Lantas, umpatan lain kembali Mahda perdengarkan dengan suara yang sengaja dibuat sangat lantang, “Bacot banget kalian, br#####k,” sebelum enyah dari sana sambil menghantamkan bahu ke orang yang ditabraknya tadi. Tindakan nekat yang seketika menyulutkan sumbu peperangan di mana serangan cibiran keroyokan menjelma hinaan paling tercela.

Selagi Nura terpaku akibat kesulitan mencerna situasi yang baru saja terjadi, suara berat Fikar seketika menggemakan seisi kelas yang kini tertuju ke bangku barisan belakang tempat cowok itu juga Nura berada.

“Kenapa kalian terang-terangan begitu dah? Sesuci apa kalian sampai memperlakukan dia seolah kalian kagak pernah berbuat kesalahan?”

Nura terbelalak. Untuk beberapa saat, kesadarannya seakan terserap habis ketika telinganya terus-menerus dijejali kata-kata yang sangat familiar. Kata-kata hasil pemikiran perempuan itu sendiri, kata-kata yang semestinya menjadi milik Mahda, yang saat ini justru secara nyata diambil alih oleh Fikar.

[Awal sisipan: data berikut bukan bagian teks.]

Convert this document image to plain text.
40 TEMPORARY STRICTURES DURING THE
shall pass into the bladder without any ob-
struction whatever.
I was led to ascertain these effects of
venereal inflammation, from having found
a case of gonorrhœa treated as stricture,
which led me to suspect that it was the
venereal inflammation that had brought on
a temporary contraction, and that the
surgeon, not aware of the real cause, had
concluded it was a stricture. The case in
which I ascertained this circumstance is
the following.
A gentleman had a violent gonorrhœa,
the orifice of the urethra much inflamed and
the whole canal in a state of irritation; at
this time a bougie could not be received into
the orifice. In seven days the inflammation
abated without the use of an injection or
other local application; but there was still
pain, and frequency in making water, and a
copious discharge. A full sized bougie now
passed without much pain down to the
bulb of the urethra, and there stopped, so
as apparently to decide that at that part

“Si Mahda cuma bertindak satu tingkat lebih ekstrem aja, tapi itu kagak ngehapus fakta kalau kita juga ngelakuin kecurangan.”

“Fik, tapi dia kan–“

“Dia kenapa? Juara seangkatan karena nyuri kunci jawaban UTS dari ruang guru? Iya, taruhlah dia emang salah ngelakuin itu, tapi apa bedanya sama kita?”

Mahda, dialog ini benar-benar milik gadis itu. Bahkan setiap patah katanya sama persis tanpa pengubahan. Ini adegan di mana Dego berlari ke luar kelas tepat ketika bel baru berdentang, detik ia tak sengaja menubruk salah seorang teman sekelas yang mengundang serangan tatap intimidasi dari orang-orang sekitar. Momen saat tubuh si tokoh utama beringsut di balik pintu tepat ketika kakinya melewati perbatasan.

“Sengaja nyiapin contekan, searching di internet, nanya jawaban ke temen, dan segala macam kecurangan lainnya pas ujian. Semua orang di kelas ini pernah ngelakuin keburukan, yang lucunya kita selalu bangga setiap kali lolos remedial.”

Kata-kata itu ibarat hujan padang pasir yang datang bak pembangkit bara kehidupan. Semburat tipis samar menyapu pipi sang tokoh utama yang kontan ditutupi dengan sebelah tangan.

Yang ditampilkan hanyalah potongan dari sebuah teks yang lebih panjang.